Flannery O’Connor (1925-1964) was the three-time winner of the O. Henry Award and posthumous winner of the National Book Award for Fiction for The Complete Stories. She also wrote the acclaimed novels The Violent Bear It Away and Wise Blood, which was made into a movie by the legendary director John Huston.

 

Visitors to O’Connor’s Childhood Home, one of the few museum houses in the country that is restored to the Depression-era, receive a guided tour that reveals the quiet domestic life of the young Mary Flannery and her family. 

 

Guests can view rare books in our Bruckheimer Library.
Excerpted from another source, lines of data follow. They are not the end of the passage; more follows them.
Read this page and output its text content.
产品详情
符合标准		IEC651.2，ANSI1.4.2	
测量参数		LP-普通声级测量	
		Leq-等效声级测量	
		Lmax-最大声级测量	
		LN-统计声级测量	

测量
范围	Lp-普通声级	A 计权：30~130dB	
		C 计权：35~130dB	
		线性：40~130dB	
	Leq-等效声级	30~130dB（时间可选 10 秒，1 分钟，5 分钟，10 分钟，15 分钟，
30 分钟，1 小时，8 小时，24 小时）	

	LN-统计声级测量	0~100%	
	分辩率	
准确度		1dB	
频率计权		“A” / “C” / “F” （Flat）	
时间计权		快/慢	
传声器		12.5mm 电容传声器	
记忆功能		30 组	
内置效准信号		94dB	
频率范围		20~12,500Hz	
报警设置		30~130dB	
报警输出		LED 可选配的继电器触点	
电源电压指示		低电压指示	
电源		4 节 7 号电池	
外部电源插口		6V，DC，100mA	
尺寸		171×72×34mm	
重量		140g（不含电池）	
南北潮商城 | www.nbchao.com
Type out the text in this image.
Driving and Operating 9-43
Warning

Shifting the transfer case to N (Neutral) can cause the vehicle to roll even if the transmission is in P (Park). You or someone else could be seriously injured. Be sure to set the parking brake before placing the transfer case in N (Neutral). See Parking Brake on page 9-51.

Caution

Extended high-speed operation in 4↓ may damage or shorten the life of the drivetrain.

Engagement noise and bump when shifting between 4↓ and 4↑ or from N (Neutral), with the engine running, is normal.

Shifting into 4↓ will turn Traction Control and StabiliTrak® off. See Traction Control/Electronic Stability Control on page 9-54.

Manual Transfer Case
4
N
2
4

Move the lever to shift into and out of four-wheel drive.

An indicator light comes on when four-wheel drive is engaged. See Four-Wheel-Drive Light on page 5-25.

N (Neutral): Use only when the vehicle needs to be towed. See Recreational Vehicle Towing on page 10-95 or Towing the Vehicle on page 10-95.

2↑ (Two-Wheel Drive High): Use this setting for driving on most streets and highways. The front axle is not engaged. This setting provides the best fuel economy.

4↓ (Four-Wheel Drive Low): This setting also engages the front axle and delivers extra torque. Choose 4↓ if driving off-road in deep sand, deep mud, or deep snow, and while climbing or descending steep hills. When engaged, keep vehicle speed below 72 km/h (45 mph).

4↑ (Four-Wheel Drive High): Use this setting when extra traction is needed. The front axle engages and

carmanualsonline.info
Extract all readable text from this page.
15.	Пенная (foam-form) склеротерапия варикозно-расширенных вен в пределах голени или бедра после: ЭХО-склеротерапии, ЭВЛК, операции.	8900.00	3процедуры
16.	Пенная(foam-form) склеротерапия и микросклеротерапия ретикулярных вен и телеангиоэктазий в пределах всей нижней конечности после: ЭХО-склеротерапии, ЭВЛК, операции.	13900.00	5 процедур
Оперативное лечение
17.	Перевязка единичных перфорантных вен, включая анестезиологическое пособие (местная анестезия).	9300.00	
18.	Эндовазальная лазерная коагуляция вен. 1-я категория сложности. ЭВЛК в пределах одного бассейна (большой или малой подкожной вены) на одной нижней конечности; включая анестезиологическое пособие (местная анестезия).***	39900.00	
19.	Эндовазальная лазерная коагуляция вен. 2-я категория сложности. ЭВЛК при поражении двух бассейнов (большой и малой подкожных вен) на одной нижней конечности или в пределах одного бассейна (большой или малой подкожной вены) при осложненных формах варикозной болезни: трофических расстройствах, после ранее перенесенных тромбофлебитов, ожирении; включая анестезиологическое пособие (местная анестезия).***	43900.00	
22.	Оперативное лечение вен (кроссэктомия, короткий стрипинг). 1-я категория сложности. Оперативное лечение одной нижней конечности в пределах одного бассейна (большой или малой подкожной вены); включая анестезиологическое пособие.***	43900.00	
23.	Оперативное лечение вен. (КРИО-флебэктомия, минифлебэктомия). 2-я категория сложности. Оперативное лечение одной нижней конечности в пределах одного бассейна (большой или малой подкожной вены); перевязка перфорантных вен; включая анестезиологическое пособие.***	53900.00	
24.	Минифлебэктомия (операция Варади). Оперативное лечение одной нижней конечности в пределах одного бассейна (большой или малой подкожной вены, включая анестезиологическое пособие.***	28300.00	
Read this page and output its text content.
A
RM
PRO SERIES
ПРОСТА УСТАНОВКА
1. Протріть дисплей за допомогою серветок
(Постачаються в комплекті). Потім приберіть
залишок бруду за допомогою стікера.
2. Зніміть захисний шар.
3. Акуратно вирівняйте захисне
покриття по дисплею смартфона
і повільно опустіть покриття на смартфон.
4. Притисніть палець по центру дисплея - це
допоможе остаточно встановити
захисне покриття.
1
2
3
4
Visitors can shop for unique books and gifts, also wander in the garden where a five-year old O’Connor famously had a chicken who walked backwards. 

 

The Flannery O’Connor Childhood Home also offers a variety of free events throughout the year, including free Sunday lecture series in both the spring and the fall, and the Annual Ursrey Memorial Lecture, which has brought Michael Cunningham, Roxanne Gay, and Jaimy Gordon to Savannah.

 

In October 2010, the Flannery O’Connor Childhood Home attracted international attention when we hosted Pat Conroy’s announcement of the 20 Finalists for National Book Awards.

 

In his introductory remarks before the announcement of the Finalists, Conroy referred to the Childhood Home as “one of the temples of world literature.” 

 

“I consider her the greatest short story writer in the history of our republic,” said Conroy.